GPX4 Inhibition Enhances the Pro-Oxidant and ER Stress Effects of Tempol in Colon and Gastric Cancer Cell Lines

Tempol, a synthetic nitroxide, exhibits dual antioxidant and pro-oxidant activity, requiring millimolar concentrations to induce oxidative stress, which limits its therapeutic use. Glutathione Peroxidase 4 (GPX4) is a critical lipid peroxidase that prevents ferroptosis, and its inhibition has emerged as a strategy to sensitize cancer cells to oxidative stress. To enhance Tempol’s efficacy, we investigated its interaction with ML210, a GPX4 inhibitor, in human colon (HT29) and gastric (CRL-1739) cancer cell lines. We quantified cell viability, oxidative stress markers (H₂O₂, Total Oxidant Status (TOS), and Total Antioxidant Status (TAS)) and endoplasmic reticulum (ER) stress proteins (ATF6, GRP78, and IRE1α) in in vitro assays. Synergy was assessed using Bliss independence analysis. The combination of Tempol (2 mM) and ML210 (0.05 μM) markedly reduced viability in both cell lines. Bliss analysis revealed slight/moderate synergy for cytotoxicity (Δ = +0.15 in HT29; Δ = +0.26 in CRL-1739) and strong synergy for H₂O₂ accumulation (Δ = +1.92–2.23 across replicates). In contrast, TOS showed moderate-to-strong antagonism across both cell lines, and TAS demonstrated slight synergistic or antagonistic effects.
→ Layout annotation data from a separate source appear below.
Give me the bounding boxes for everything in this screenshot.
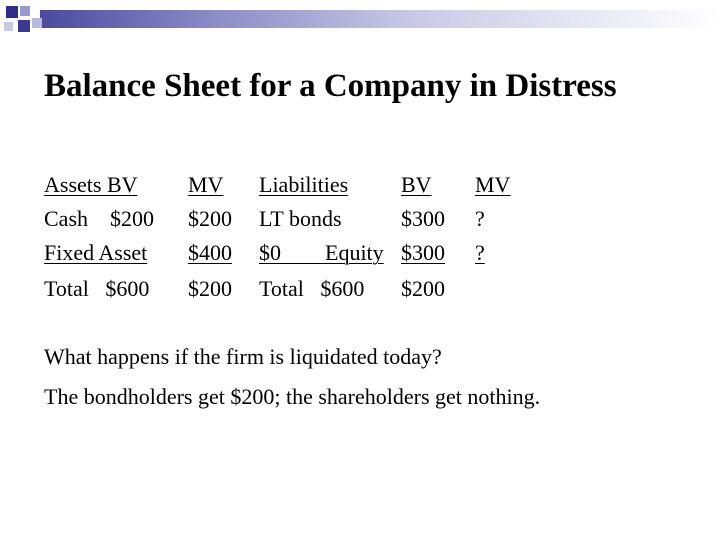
page-title: Balance Sheet for a Company in Distress (44, 68, 617, 104)
table-header-assets: Assets BV (44, 172, 138, 197)
table-header-mv: MV (188, 172, 224, 197)
table-cell: Total $600 (259, 276, 365, 301)
table-cell: LT bonds (259, 206, 342, 231)
decor-square-light (32, 18, 42, 28)
answer-text: The bondholders get $200; the shareholders get nothing. (44, 384, 541, 409)
table-cell: ? (475, 206, 485, 231)
table-cell: $200 (188, 276, 232, 301)
decor-square-dark (6, 6, 18, 18)
header-gradient-bar (40, 10, 720, 28)
table-cell: Fixed Asset (44, 240, 148, 265)
table-header-mv-liabilities: MV (475, 172, 511, 197)
table-header-liabilities: Liabilities (259, 172, 349, 197)
table-cell: Total $600 (44, 276, 150, 301)
table-cell: ? (475, 240, 485, 265)
decor-square-light (4, 22, 13, 31)
decorative-header-bar (0, 0, 720, 44)
table-cell: $400 (188, 240, 232, 265)
table-header-bv: BV (401, 172, 432, 197)
table-cell: $0 Equity (259, 240, 384, 265)
table-cell: $200 (188, 206, 232, 231)
table-cell: Cash $200 (44, 206, 154, 231)
decor-square-dark (18, 20, 30, 32)
table-cell: $300 (401, 206, 445, 231)
question-text: What happens if the firm is liquidated today? (44, 344, 442, 369)
table-cell: $200 (401, 276, 445, 301)
decor-square-light (20, 6, 30, 16)
table-cell: $300 (401, 240, 445, 265)
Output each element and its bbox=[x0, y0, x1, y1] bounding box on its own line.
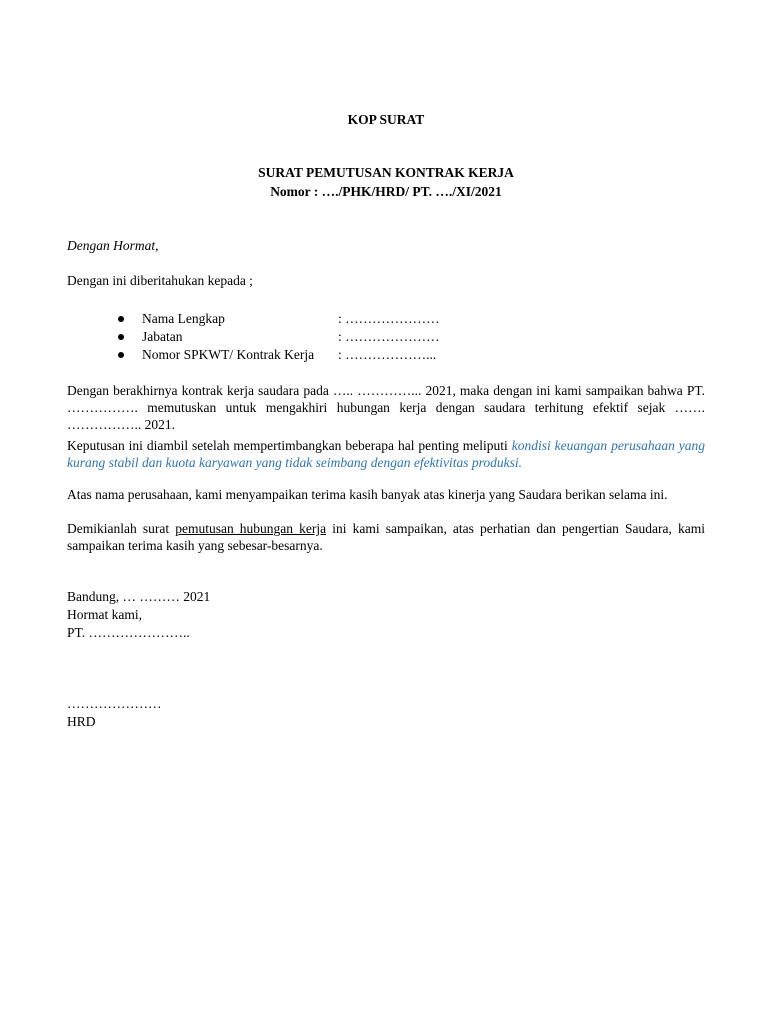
bullet-icon bbox=[118, 316, 124, 322]
company-line: PT. ………………….. bbox=[67, 625, 190, 640]
letter-number: Nomor : …./PHK/HRD/ PT. …./XI/2021 bbox=[270, 184, 502, 199]
bullet-icon bbox=[118, 334, 124, 340]
closing-start: Demikianlah surat bbox=[67, 521, 176, 536]
regards: Hormat kami, bbox=[67, 607, 142, 622]
salutation bbox=[67, 238, 159, 254]
signature-role: HRD bbox=[67, 714, 96, 729]
salutation-comma: , bbox=[155, 238, 159, 253]
intro-line: Dengan ini diberitahukan kepada ; bbox=[67, 273, 253, 288]
field-value: : ………………... bbox=[338, 347, 437, 362]
bullet-icon bbox=[118, 352, 124, 358]
paragraph-termination: Dengan berakhirnya kontrak kerja saudara pada ….. …………... 2021, maka dengan ini kami sampaikan bahwa PT. ……………. memutuskan untuk mengakhiri hubungan kerja dengan saudara terhitung efektif sejak ……. …………….. 2021. bbox=[67, 383, 705, 432]
field-value: : ………………… bbox=[338, 311, 440, 326]
salutation-text: Dengan Hormat bbox=[67, 238, 156, 253]
field-label: Nomor SPKWT/ Kontrak Kerja bbox=[142, 347, 315, 362]
paragraph-thanks: Atas nama perusahaan, kami menyampaikan terima kasih banyak atas kinerja yang Saudara berikan selama ini. bbox=[67, 487, 668, 502]
paragraph-closing bbox=[67, 520, 705, 554]
letter-title: SURAT PEMUTUSAN KONTRAK KERJA bbox=[258, 165, 514, 180]
place-date: Bandung, … ……… 2021 bbox=[67, 589, 211, 604]
reason-highlight: kondisi keuangan perusahaan yang kurang stabil dan kuota karyawan yang tidak seimbang dengan efektivitas produksi. bbox=[67, 438, 705, 470]
reason-intro: Keputusan ini diambil setelah mempertimbangkan beberapa hal penting meliputi bbox=[67, 438, 512, 453]
field-value: : ………………… bbox=[338, 329, 440, 344]
field-label: Jabatan bbox=[142, 329, 183, 344]
signature-dots: ………………… bbox=[67, 696, 162, 711]
field-label: Nama Lengkap bbox=[142, 311, 225, 326]
phk-link[interactable]: pemutusan hubungan kerja bbox=[175, 521, 327, 536]
letterhead: KOP SURAT bbox=[347, 112, 425, 127]
closing-end: ini kami sampaikan, atas perhatian dan pengertian Saudara, kami sampaikan terima kasih yang sebesar-besarnya. bbox=[67, 521, 705, 553]
paragraph-reason bbox=[67, 437, 705, 471]
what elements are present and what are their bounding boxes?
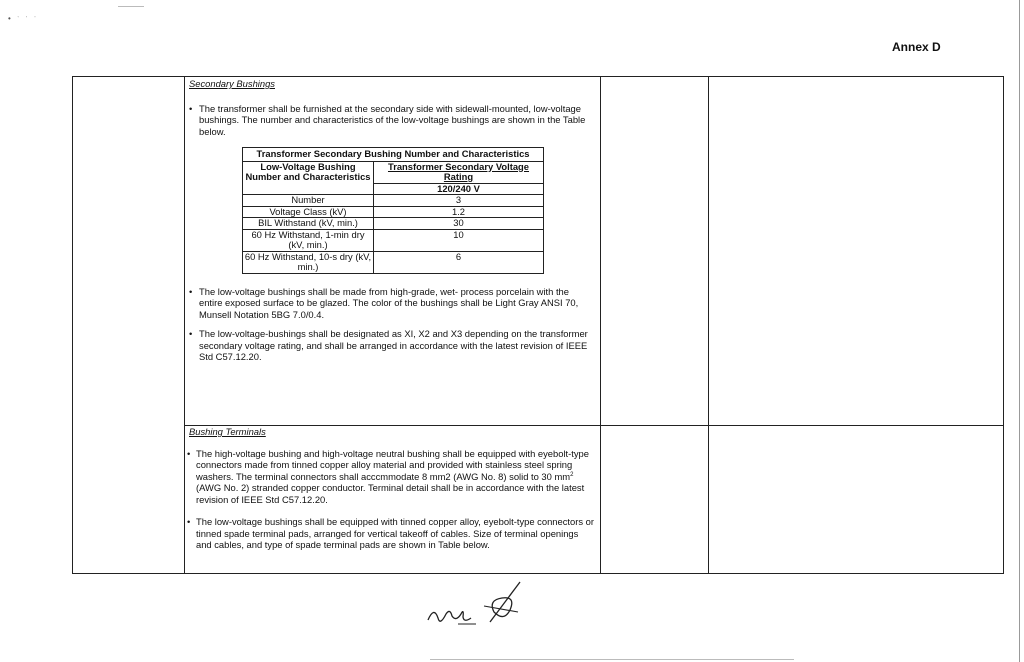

ER stress markers exhibited marker and cell line specific synergy: ATF6 showed strong synergy, IRE1α slight synergy in both lines, and GRP78 activation was highly variable, showing strong synergy in CRL-1739 cells but moderate antagonism in HT29 cells. These findings indicate that the cooperative action of Tempol and ML210 is ROS-pool–specific and pathway-selective in the ER. These findings demonstrate that ML210 potentiates Tempol’s pro-oxidant pressure by targeting GPX4, selectively amplifying H₂O₂ accumulation and ER stress engagement without collapsing global redox balance. This study provides mechanistic rationale for redox–proteostasis co-targeting in gastric and colon cancers and establishes a foundation for in vivo validation.